Cependant, lorsque Timken a demandé l’approbation de Trump pour sa candidature au Sénat, Trump aurait Faire marche arrière envisage de la soutenir après que des conseillers proches l’ont exhorté à attendre plus longtemps avant de choisir un candidat privilégié.

Si Timken vante sa relation avec Trump de manière traditionnelle, Josh Mandel, l’ancien trésorier de l’État de l’Ohio, courtise les éléments les plus hardcore et de droite de la foule de MAGA avec des cascades comme poster une vidéo de lui-même allumant un masque facial en feu.

Mandel, qui a été trésorier de l’État de 2010 à 2018, a après Timken pour avoir refusé, en tant que président du parti, de censurer le représentant Anthony Gonzalez pour vote pour destituer Trump en janvier.

Début février, alors qu’il était encore président de l’État partie, Timken a dit Gonzalez était un « législateur efficace », tout en reconnaissantg : « Je ne sais pas si j’aurais voté comme il l’a fait ».

Quelques jours plus tard, Timken résigné en tant que présidente du parti avant sa candidature au Sénat.
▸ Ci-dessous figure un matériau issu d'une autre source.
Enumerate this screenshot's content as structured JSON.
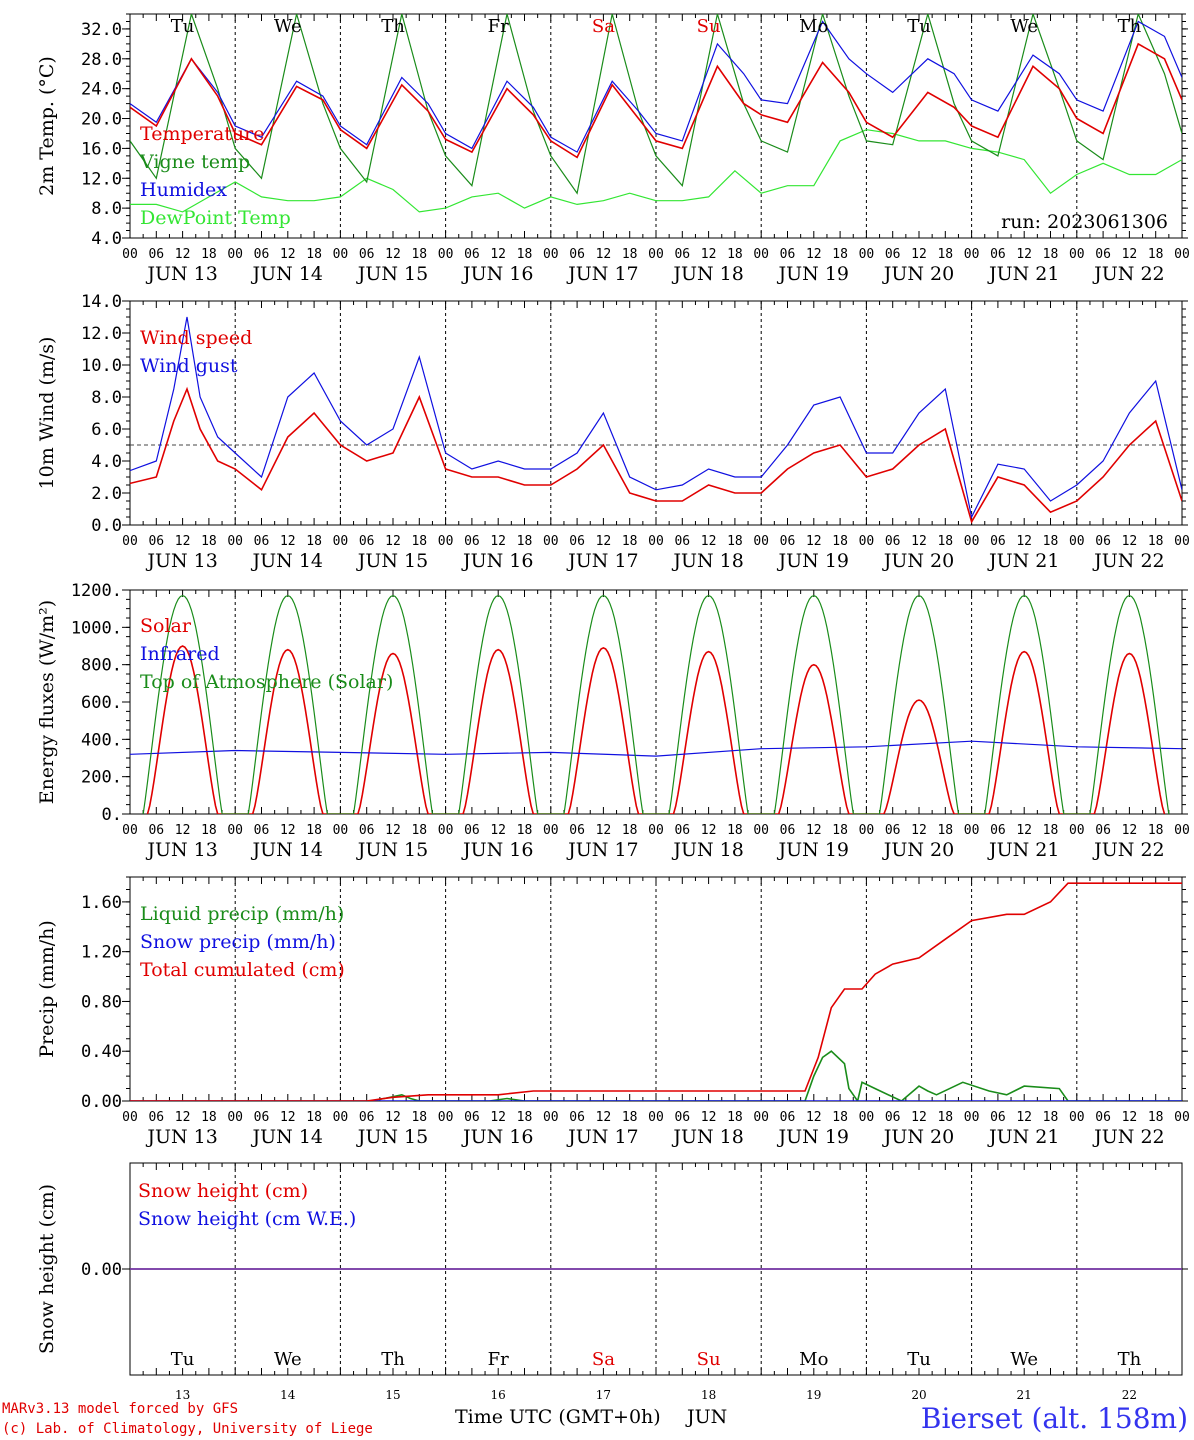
{
  "run_label": "run: 2023061306",
  "colors": {
    "red": "#e00000",
    "green": "#1a8c1a",
    "blue": "#1010e0",
    "lightgreen": "#33e633",
    "purple": "#7030a0",
    "station": "#3333ee"
  },
  "days": {
    "weekdays": [
      "Tu",
      "We",
      "Th",
      "Fr",
      "Sa",
      "Su",
      "Mo",
      "Tu",
      "We",
      "Th"
    ],
    "weekend_flags": [
      false,
      false,
      false,
      false,
      true,
      true,
      false,
      false,
      false,
      false
    ],
    "dates": [
      "JUN 13",
      "JUN 14",
      "JUN 15",
      "JUN 16",
      "JUN 17",
      "JUN 18",
      "JUN 19",
      "JUN 20",
      "JUN 21",
      "JUN 22"
    ],
    "day_numbers": [
      "13",
      "14",
      "15",
      "16",
      "17",
      "18",
      "19",
      "20",
      "21",
      "22"
    ],
    "hour_labels": [
      "00",
      "06",
      "12",
      "18"
    ],
    "final_hour_label": "00"
  },
  "chart_data": [
    {
      "type": "line",
      "ylabel": "2m Temp. (°C)",
      "ylim": [
        4,
        34
      ],
      "yticks": [
        "32.0",
        "28.0",
        "24.0",
        "20.0",
        "16.0",
        "12.0",
        "8.0",
        "4.0"
      ],
      "x_unit": "hours since 2023-06-13 00 UTC",
      "xlim": [
        0,
        240
      ],
      "legend_position": "top-left",
      "series": [
        {
          "name": "Temperature",
          "color": "red",
          "x": [
            0,
            6,
            14,
            20,
            24,
            30,
            38,
            44,
            48,
            54,
            62,
            68,
            72,
            78,
            86,
            92,
            96,
            102,
            110,
            116,
            120,
            126,
            134,
            140,
            144,
            150,
            158,
            164,
            168,
            174,
            182,
            188,
            192,
            198,
            206,
            212,
            216,
            222,
            230,
            236,
            240
          ],
          "values": [
            21.5,
            19.0,
            28,
            23,
            18,
            16.5,
            24.3,
            22.5,
            18.5,
            16,
            24.5,
            21,
            17.2,
            15.5,
            24,
            20.5,
            17,
            14.8,
            24.5,
            20,
            17,
            16,
            27,
            22,
            20.5,
            19.5,
            27.5,
            23.5,
            19.5,
            17.5,
            23.5,
            21.5,
            19,
            17.5,
            27,
            24,
            20,
            18,
            30,
            28,
            22.5
          ]
        },
        {
          "name": "Vigne temp",
          "color": "green",
          "x": [
            0,
            6,
            14,
            20,
            24,
            30,
            38,
            44,
            48,
            54,
            62,
            68,
            72,
            78,
            86,
            92,
            96,
            102,
            110,
            116,
            120,
            126,
            134,
            140,
            144,
            150,
            158,
            164,
            168,
            174,
            182,
            188,
            192,
            198,
            206,
            212,
            216,
            222,
            230,
            236,
            240
          ],
          "values": [
            17,
            12,
            34,
            24,
            16,
            12,
            34,
            22,
            16,
            11.5,
            34,
            21,
            15,
            11,
            34,
            21,
            15,
            10,
            34,
            21,
            15,
            11,
            34,
            22,
            17,
            15.5,
            34,
            23,
            17,
            16.5,
            34,
            22,
            17,
            15,
            34,
            24,
            17,
            14.5,
            34,
            26,
            18
          ]
        },
        {
          "name": "Humidex",
          "color": "blue",
          "x": [
            0,
            6,
            14,
            20,
            24,
            30,
            38,
            44,
            48,
            54,
            62,
            68,
            72,
            78,
            86,
            92,
            96,
            102,
            110,
            116,
            120,
            126,
            134,
            140,
            144,
            150,
            158,
            164,
            168,
            174,
            182,
            188,
            192,
            198,
            206,
            212,
            216,
            222,
            230,
            236,
            240
          ],
          "values": [
            22,
            19.5,
            28,
            23.5,
            19,
            17.5,
            25,
            23,
            19,
            16.5,
            25.5,
            22,
            18,
            16,
            25,
            21.5,
            17.5,
            15.5,
            25,
            21,
            18,
            17,
            30,
            26,
            22.5,
            22,
            33,
            28,
            26,
            23.5,
            28,
            26,
            22.5,
            21,
            28.5,
            26,
            22.5,
            21,
            33,
            31,
            25.5
          ]
        },
        {
          "name": "DewPoint Temp",
          "color": "lightgreen",
          "x": [
            0,
            6,
            12,
            18,
            24,
            30,
            36,
            42,
            48,
            54,
            60,
            66,
            72,
            78,
            84,
            90,
            96,
            102,
            108,
            114,
            120,
            126,
            132,
            138,
            144,
            150,
            156,
            162,
            168,
            174,
            180,
            186,
            192,
            198,
            204,
            210,
            216,
            222,
            228,
            234,
            240
          ],
          "values": [
            8.5,
            8.5,
            7.5,
            9.5,
            11.5,
            9.5,
            9,
            9,
            9.5,
            12,
            10.5,
            7.5,
            8,
            9.5,
            10,
            8,
            9.5,
            8.5,
            9,
            10,
            9,
            9,
            9.5,
            13,
            10,
            11,
            11,
            17,
            18.5,
            18,
            17,
            17,
            16,
            15.5,
            14.5,
            10,
            12.5,
            14,
            12.5,
            12.5,
            14.5
          ]
        }
      ]
    },
    {
      "type": "line",
      "ylabel": "10m Wind (m/s)",
      "ylim": [
        0,
        14
      ],
      "yticks": [
        "14.0",
        "12.0",
        "10.0",
        "8.0",
        "6.0",
        "4.0",
        "2.0",
        "0.0"
      ],
      "reference_line": 5,
      "xlim": [
        0,
        240
      ],
      "legend_position": "top-left",
      "series": [
        {
          "name": "Wind speed",
          "color": "red",
          "x": [
            0,
            6,
            10,
            13,
            16,
            20,
            24,
            30,
            36,
            42,
            48,
            54,
            60,
            66,
            72,
            78,
            84,
            90,
            96,
            102,
            108,
            114,
            120,
            126,
            132,
            138,
            144,
            150,
            156,
            162,
            168,
            174,
            180,
            186,
            192,
            198,
            204,
            210,
            216,
            222,
            228,
            234,
            240
          ],
          "values": [
            2.6,
            3.0,
            6.5,
            8.5,
            6.0,
            4.0,
            3.5,
            2.2,
            5.5,
            7.0,
            5.0,
            4.0,
            4.5,
            8.0,
            3.5,
            3.0,
            3.0,
            2.5,
            2.5,
            3.5,
            5.0,
            2.0,
            1.5,
            1.5,
            2.5,
            2.0,
            2.0,
            3.5,
            4.5,
            5.0,
            3.0,
            3.5,
            5.0,
            6.0,
            0.2,
            3.0,
            2.5,
            0.8,
            1.5,
            3.0,
            5.0,
            6.5,
            1.5
          ]
        },
        {
          "name": "Wind gust",
          "color": "blue",
          "x": [
            0,
            6,
            10,
            13,
            16,
            20,
            24,
            30,
            36,
            42,
            48,
            54,
            60,
            66,
            72,
            78,
            84,
            90,
            96,
            102,
            108,
            114,
            120,
            126,
            132,
            138,
            144,
            150,
            156,
            162,
            168,
            174,
            180,
            186,
            192,
            198,
            204,
            210,
            216,
            222,
            228,
            234,
            240
          ],
          "values": [
            3.4,
            4.0,
            8.5,
            13.0,
            8.0,
            5.5,
            4.5,
            3.0,
            8.0,
            9.5,
            6.5,
            5.0,
            6.0,
            10.5,
            4.5,
            3.5,
            4.0,
            3.5,
            3.5,
            4.5,
            7.0,
            3.0,
            2.2,
            2.5,
            3.5,
            3.0,
            3.0,
            5.0,
            7.5,
            8.0,
            4.5,
            4.5,
            7.0,
            8.5,
            0.5,
            3.8,
            3.5,
            1.5,
            2.5,
            4.0,
            7.0,
            9.0,
            2.2
          ]
        }
      ]
    },
    {
      "type": "line",
      "ylabel": "Energy fluxes (W/m²)",
      "ylim": [
        0,
        1200
      ],
      "yticks": [
        "1200.",
        "1000.",
        "800.",
        "600.",
        "400.",
        "200.",
        "0."
      ],
      "xlim": [
        0,
        240
      ],
      "legend_position": "top-left",
      "series": [
        {
          "name": "Solar",
          "color": "red",
          "peaks": [
            900,
            880,
            860,
            880,
            890,
            870,
            800,
            610,
            870,
            860
          ]
        },
        {
          "name": "Infrared",
          "color": "blue",
          "x": [
            0,
            24,
            48,
            72,
            96,
            120,
            144,
            168,
            192,
            216,
            240
          ],
          "values": [
            320,
            340,
            330,
            320,
            330,
            310,
            350,
            360,
            390,
            360,
            350
          ]
        },
        {
          "name": "Top of Atmosphere (Solar)",
          "color": "green",
          "peaks": [
            1170,
            1170,
            1170,
            1170,
            1170,
            1170,
            1170,
            1170,
            1170,
            1170
          ]
        }
      ]
    },
    {
      "type": "line",
      "ylabel": "Precip (mm/h)",
      "ylim": [
        0,
        1.8
      ],
      "yticks": [
        "1.60",
        "1.20",
        "0.80",
        "0.40",
        "0.00"
      ],
      "xlim": [
        0,
        240
      ],
      "legend_position": "top-left",
      "series": [
        {
          "name": "Liquid precip (mm/h)",
          "color": "green",
          "x": [
            0,
            55,
            58,
            62,
            64,
            66,
            82,
            86,
            90,
            154,
            156,
            158,
            160,
            163,
            164,
            166,
            167,
            170,
            176,
            180,
            182,
            184,
            190,
            196,
            200,
            204,
            212,
            214,
            238,
            240
          ],
          "values": [
            0,
            0,
            0.02,
            0.05,
            0.02,
            0,
            0,
            0.02,
            0,
            0,
            0.2,
            0.35,
            0.4,
            0.3,
            0.1,
            0,
            0.15,
            0.1,
            0,
            0.12,
            0.08,
            0.05,
            0.15,
            0.08,
            0.05,
            0.12,
            0.1,
            0,
            0,
            0
          ]
        },
        {
          "name": "Snow precip (mm/h)",
          "color": "blue",
          "x": [
            0,
            240
          ],
          "values": [
            0,
            0
          ]
        },
        {
          "name": "Total cumulated (cm)",
          "color": "red",
          "x": [
            0,
            54,
            60,
            68,
            84,
            92,
            120,
            154,
            157,
            160,
            163,
            167,
            170,
            174,
            180,
            186,
            192,
            200,
            204,
            210,
            214,
            240
          ],
          "values": [
            0,
            0,
            0.03,
            0.05,
            0.05,
            0.08,
            0.08,
            0.08,
            0.35,
            0.75,
            0.9,
            0.9,
            1.02,
            1.1,
            1.15,
            1.3,
            1.45,
            1.5,
            1.5,
            1.6,
            1.75,
            1.75
          ]
        }
      ]
    },
    {
      "type": "line",
      "ylabel": "Snow height (cm)",
      "yticks": [
        "0.00"
      ],
      "xlim": [
        0,
        240
      ],
      "legend_position": "top-left",
      "series": [
        {
          "name": "Snow height (cm)",
          "color": "red",
          "x": [
            0,
            240
          ],
          "values": [
            0,
            0
          ]
        },
        {
          "name": "Snow height (cm W.E.)",
          "color": "blue",
          "x": [
            0,
            240
          ],
          "values": [
            0,
            0
          ]
        }
      ]
    }
  ],
  "footer": {
    "model_line": "MARv3.13 model forced by GFS",
    "credit_line": "(c) Lab. of Climatology, University of Liege",
    "xlabel": "Time UTC (GMT+0h)",
    "month": "JUN",
    "station": "Bierset (alt. 158m)"
  }
}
Et quelques semaines plus tard, en tant que candidate au Sénat, elle appelé pour Gonzalez de démissionner.

Bien sûr, Mandel n’a pas toujours été un loyaliste de Trump. Il se vante d’être le premier républicain élu dans tout l’État de l’Ohio à soutenir Trump. Mais pendant la campagne de 2016, il a semblé couvrir ses paris, refusant de mentionner le nom de Trump lors d’un Discours de juillet 2016 aux chefs d’État républicains et affirmant à la place qu’il était « concentré sur » la réélection de Portman.

Mandel s’est également davantage rapproché des positions de politique commerciale et industrielle favorables aux entreprises de groupes comme le Club for Growth, qui l’a soutenu dans le passé, que Trump.

Quand Trump s’en remet

Pourtant, il existe de nombreuses preuves que Trump ne garde pas toujours des commentaires négatifs contre l’orateur pour toujours. Sean Parnell, un vétéran de l’armée qui a perdu une course serrée contre le représentant démocrate Conor Lamb en Pennsylvanie en 2020, a sévèrement critiqué Trump lors des primaires de 2016.
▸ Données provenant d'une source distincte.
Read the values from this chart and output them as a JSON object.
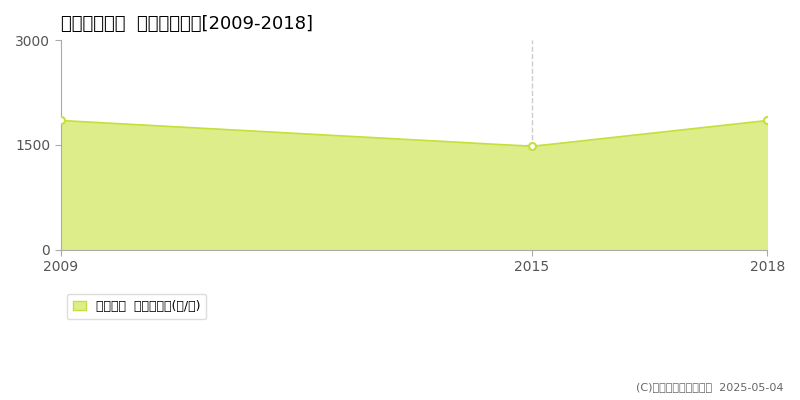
{
  "title": "長井市勧進代  農地価格推移[2009-2018]",
  "years": [
    2009,
    2015,
    2018
  ],
  "values": [
    1850,
    1480,
    1850
  ],
  "ylim": [
    0,
    3000
  ],
  "xlim": [
    2009,
    2018
  ],
  "yticks": [
    0,
    1500,
    3000
  ],
  "xticks": [
    2009,
    2015,
    2018
  ],
  "line_color": "#c8de3a",
  "fill_color": "#dced8a",
  "marker_color": "#ffffff",
  "marker_edge_color": "#c8de3a",
  "vline_x": 2015,
  "hline_y": 1500,
  "vline_color": "#cccccc",
  "hline_color": "#cccccc",
  "spine_color": "#aaaaaa",
  "background_color": "#ffffff",
  "legend_label": "農地価格  平均坪単価(円/坪)",
  "copyright_text": "(C)土地価格ドットコム  2025-05-04",
  "title_fontsize": 13,
  "tick_fontsize": 10,
  "legend_fontsize": 9,
  "copyright_fontsize": 8
}
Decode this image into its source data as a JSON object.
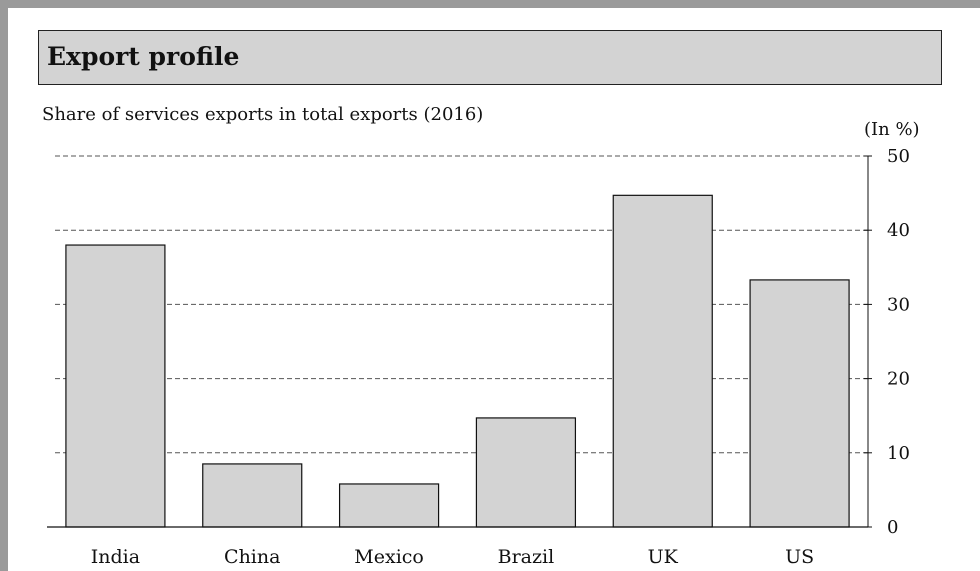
{
  "header": {
    "title": "Export profile"
  },
  "chart_data": {
    "type": "bar",
    "title": "Share of services exports in total exports (2016)",
    "unit_label": "(In %)",
    "categories": [
      "India",
      "China",
      "Mexico",
      "Brazil",
      "UK",
      "US"
    ],
    "values": [
      38,
      8.5,
      5.8,
      14.7,
      44.7,
      33.3
    ],
    "xlabel": "",
    "ylabel": "",
    "ylim": [
      0,
      50
    ],
    "yticks": [
      0,
      10,
      20,
      30,
      40,
      50
    ],
    "y_axis_side": "right",
    "grid": true,
    "bar_color": "#d3d3d3"
  }
}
Comme Papier de la ville de Pittsburgh rapporté plus tôt ce mois-ci, Parnell a appelé Trump à publier ses déclarations de revenus et a exprimé à plusieurs reprises sa consternation face à sa rhétorique. Mais il est clair que Trump est passé à autre chose : il a ouvertement encouragé Parnell à se présenter contre Lamb, et Donald Trump Jr. est devenu ami avec lui.
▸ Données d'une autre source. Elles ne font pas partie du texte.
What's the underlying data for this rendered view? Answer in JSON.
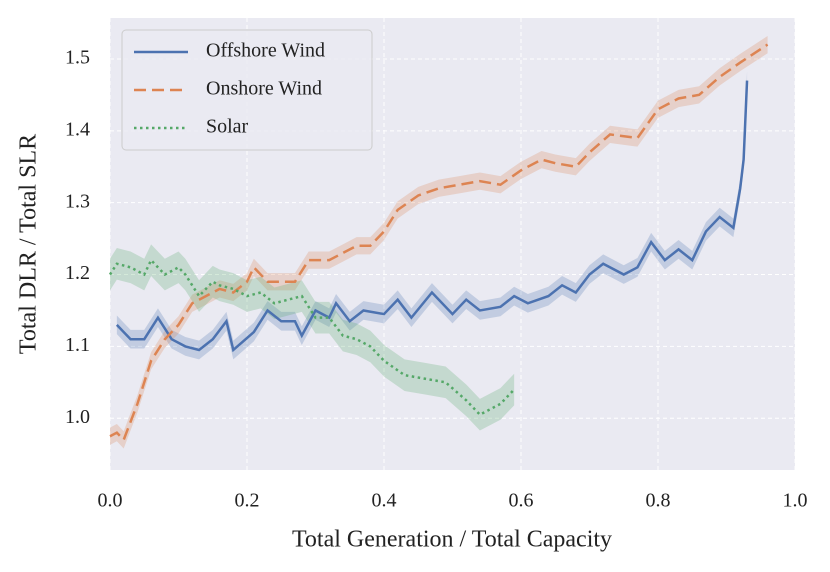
{
  "chart_data": {
    "type": "line",
    "xlabel": "Total Generation / Total Capacity",
    "ylabel": "Total DLR / Total SLR",
    "xlim": [
      0,
      1
    ],
    "ylim": [
      0.928,
      1.557
    ],
    "xticks": [
      {
        "value": 0,
        "label": "0.0"
      },
      0.2,
      0.4,
      0.6,
      0.8,
      {
        "value": 1,
        "label": "1.0"
      }
    ],
    "yticks": [
      {
        "value": 1,
        "label": "1.0"
      },
      1.1,
      1.2,
      1.3,
      1.4,
      1.5
    ],
    "grid": true,
    "legend": "upper-left",
    "series": [
      {
        "name": "Offshore Wind",
        "color": "#4c72b0",
        "dash": "solid",
        "ci": 0.013,
        "x": [
          0.01,
          0.03,
          0.05,
          0.07,
          0.09,
          0.11,
          0.13,
          0.15,
          0.17,
          0.18,
          0.21,
          0.23,
          0.25,
          0.27,
          0.28,
          0.3,
          0.32,
          0.33,
          0.35,
          0.37,
          0.4,
          0.42,
          0.44,
          0.47,
          0.5,
          0.52,
          0.54,
          0.57,
          0.59,
          0.61,
          0.64,
          0.66,
          0.68,
          0.7,
          0.72,
          0.75,
          0.77,
          0.79,
          0.81,
          0.83,
          0.85,
          0.87,
          0.89,
          0.91,
          0.92,
          0.925,
          0.93
        ],
        "values": [
          1.13,
          1.11,
          1.11,
          1.14,
          1.11,
          1.1,
          1.095,
          1.11,
          1.135,
          1.095,
          1.12,
          1.15,
          1.135,
          1.135,
          1.115,
          1.15,
          1.14,
          1.16,
          1.135,
          1.15,
          1.145,
          1.165,
          1.14,
          1.175,
          1.145,
          1.165,
          1.15,
          1.155,
          1.17,
          1.16,
          1.17,
          1.185,
          1.175,
          1.2,
          1.215,
          1.2,
          1.21,
          1.245,
          1.22,
          1.235,
          1.22,
          1.26,
          1.28,
          1.265,
          1.32,
          1.36,
          1.47
        ]
      },
      {
        "name": "Onshore Wind",
        "color": "#dd8452",
        "dash": "dashed",
        "ci": 0.012,
        "x": [
          0.0,
          0.01,
          0.02,
          0.04,
          0.06,
          0.08,
          0.1,
          0.12,
          0.14,
          0.16,
          0.18,
          0.2,
          0.21,
          0.23,
          0.25,
          0.27,
          0.29,
          0.32,
          0.34,
          0.36,
          0.38,
          0.4,
          0.42,
          0.45,
          0.48,
          0.51,
          0.54,
          0.57,
          0.6,
          0.63,
          0.65,
          0.68,
          0.7,
          0.73,
          0.77,
          0.8,
          0.83,
          0.86,
          0.89,
          0.92,
          0.96
        ],
        "values": [
          0.975,
          0.98,
          0.97,
          1.02,
          1.08,
          1.11,
          1.13,
          1.16,
          1.17,
          1.18,
          1.175,
          1.19,
          1.21,
          1.19,
          1.19,
          1.19,
          1.22,
          1.22,
          1.23,
          1.24,
          1.24,
          1.26,
          1.29,
          1.31,
          1.32,
          1.325,
          1.33,
          1.325,
          1.345,
          1.36,
          1.355,
          1.35,
          1.37,
          1.395,
          1.39,
          1.43,
          1.445,
          1.45,
          1.475,
          1.495,
          1.52
        ]
      },
      {
        "name": "Solar",
        "color": "#55a868",
        "dash": "dotted",
        "ci": 0.022,
        "x": [
          0.0,
          0.01,
          0.03,
          0.05,
          0.06,
          0.08,
          0.1,
          0.11,
          0.13,
          0.15,
          0.16,
          0.18,
          0.2,
          0.22,
          0.24,
          0.26,
          0.28,
          0.3,
          0.32,
          0.34,
          0.36,
          0.38,
          0.4,
          0.43,
          0.46,
          0.49,
          0.52,
          0.54,
          0.57,
          0.59
        ],
        "values": [
          1.2,
          1.215,
          1.21,
          1.2,
          1.22,
          1.2,
          1.21,
          1.2,
          1.17,
          1.19,
          1.185,
          1.18,
          1.17,
          1.175,
          1.16,
          1.165,
          1.17,
          1.14,
          1.14,
          1.115,
          1.11,
          1.1,
          1.08,
          1.06,
          1.055,
          1.05,
          1.025,
          1.005,
          1.02,
          1.04
        ]
      }
    ]
  }
}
“Sean est un ami et un combattant conservateur fort avec une colonne vertébrale d’acier”, a écrit le jeune Trump sur Twitter après que Parnell a annoncé sa campagne pour le Sénat. “Il est 100% solide comme le roc d’America First et n’a pas peur de se lever et de se battre contre l’agenda radical de Biden et la foule des médias de gauche.”

Mais ce n’est pas parce que la famille Trump est prête à pardonner que vos adversaires politiques le sont. Jeff Bartos, un homme d’affaires courant contre Parnell pour la nomination du GOP, annonces numériques publiées déclarant Parnell « du côté des libéraux » en demandant à Trump de libérer ses impôts.